Jas. B. Rodgers Co.,
Electrotypers and Printers,
52 & 54 N. Sixth St.,
PHILADELPHIA.
[PREFACE.]
If the present work should appear to be written for more advanced students than those for whom most if not all the other books of the series are designed, the nature of the subject must be pleaded in excuse. The mere fact that it relates exclusively to Continental history makes it unlikely that junior pupils would approach it in any shape, and it is probably impossible to make the very complicated relations between the German states and other European nations interesting to those who are for the first time, or almost the first time, attempting to acquire historical knowledge. Every history, to be a history, must have a unity of its own, and here we have no unity of national life such as that which is reflected in the institutions of England and France, not even the unity of a great race of sovereigns handing down the traditions of government from one generation to another. The unity of the subject which I have chosen must be sought in the growth of the principle of religious toleration as it is adopted or repelled by the institutions under which Germany and France, the two principal nations with which we are concerned, are living. Thus the history of the period may be compared to a gigantic dissolving view. As we enter upon it our minds are filled with German men and things. But Germany fails to find the solution of the problem before it. Gradually France comes with increasing distinctness before us. It succeeds where Germany had failed, and occupies us more and more till it fills the whole field of action.
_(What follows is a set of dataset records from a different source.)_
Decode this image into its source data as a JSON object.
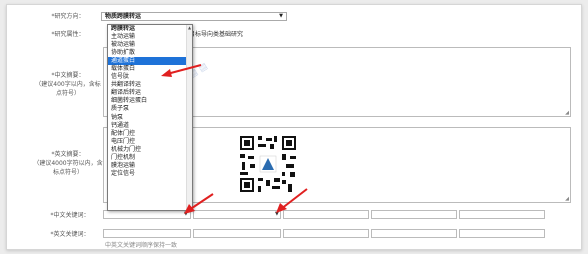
{
  "form": {
    "research_direction": {
      "label": "*研究方向：",
      "value": "物质跨膜转运"
    },
    "research_attribute": {
      "label": "*研究属性：",
      "text": "目标导向类基础研究"
    },
    "cn_abstract": {
      "label": "*中文摘要：",
      "hint": "（建议400字以内，含标点符号）"
    },
    "en_abstract": {
      "label": "*英文摘要：",
      "hint": "（建议4000字符以内，含标点符号）"
    },
    "cn_keywords": {
      "label": "*中文关键词："
    },
    "en_keywords": {
      "label": "*英文关键词：",
      "hint": "中英文关键词顺序保持一致"
    }
  },
  "dropdown": {
    "options": [
      {
        "label": "跨膜转运",
        "selected": false,
        "header": true
      },
      {
        "label": "主动运输",
        "selected": false,
        "header": false
      },
      {
        "label": "被动运输",
        "selected": false,
        "header": false
      },
      {
        "label": "协助扩散",
        "selected": false,
        "header": false
      },
      {
        "label": "通道蛋白",
        "selected": true,
        "header": false
      },
      {
        "label": "载体蛋白",
        "selected": false,
        "header": false
      },
      {
        "label": "信号肽",
        "selected": false,
        "header": false
      },
      {
        "label": "共翻译转运",
        "selected": false,
        "header": false
      },
      {
        "label": "翻译后转运",
        "selected": false,
        "header": false
      },
      {
        "label": "细菌转运蛋白",
        "selected": false,
        "header": false
      },
      {
        "label": "质子泵",
        "selected": false,
        "header": false
      },
      {
        "label": "钠泵",
        "selected": false,
        "header": false
      },
      {
        "label": "钙通道",
        "selected": false,
        "header": false
      },
      {
        "label": "配体门控",
        "selected": false,
        "header": false
      },
      {
        "label": "电压门控",
        "selected": false,
        "header": false
      },
      {
        "label": "机械力门控",
        "selected": false,
        "header": false
      },
      {
        "label": "门控机制",
        "selected": false,
        "header": false
      },
      {
        "label": "膜泡运输",
        "selected": false,
        "header": false
      },
      {
        "label": "定位信号",
        "selected": false,
        "header": false
      }
    ]
  },
  "colors": {
    "selected": "#1e72d8",
    "arrow": "#e02020"
  },
  "icons": {
    "caret": "chevron-down-icon",
    "resize": "resize-grip-icon"
  }
}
But though, as I have said, the present work is not intended for young children, neither is it intended for those who require the results of original research. The data for a final judgment on the story are scattered in so many repositories that the Germans themselves have now discovered that a complete investigation into one or other of the sections into which the war naturally falls, is sufficient work for any man. There must surely, however, be many, as well in the upper classes of schools as in more advanced life, who would be glad to know at second hand what is the result of recent inquiry in Germany into the causes of the failure of the last attempt, before our own day, to constitute a united German nation. The writer who undertakes such a task encounters, with his eyes open, all the hazards to which a second-hand narrative is liable. His impressions are less sharp, and are exposed to greater risk of error than those of one who goes direct to the fountain head. He must be content to be the retailer rather than the manufacturer of history, knowing that each kind of work has its use.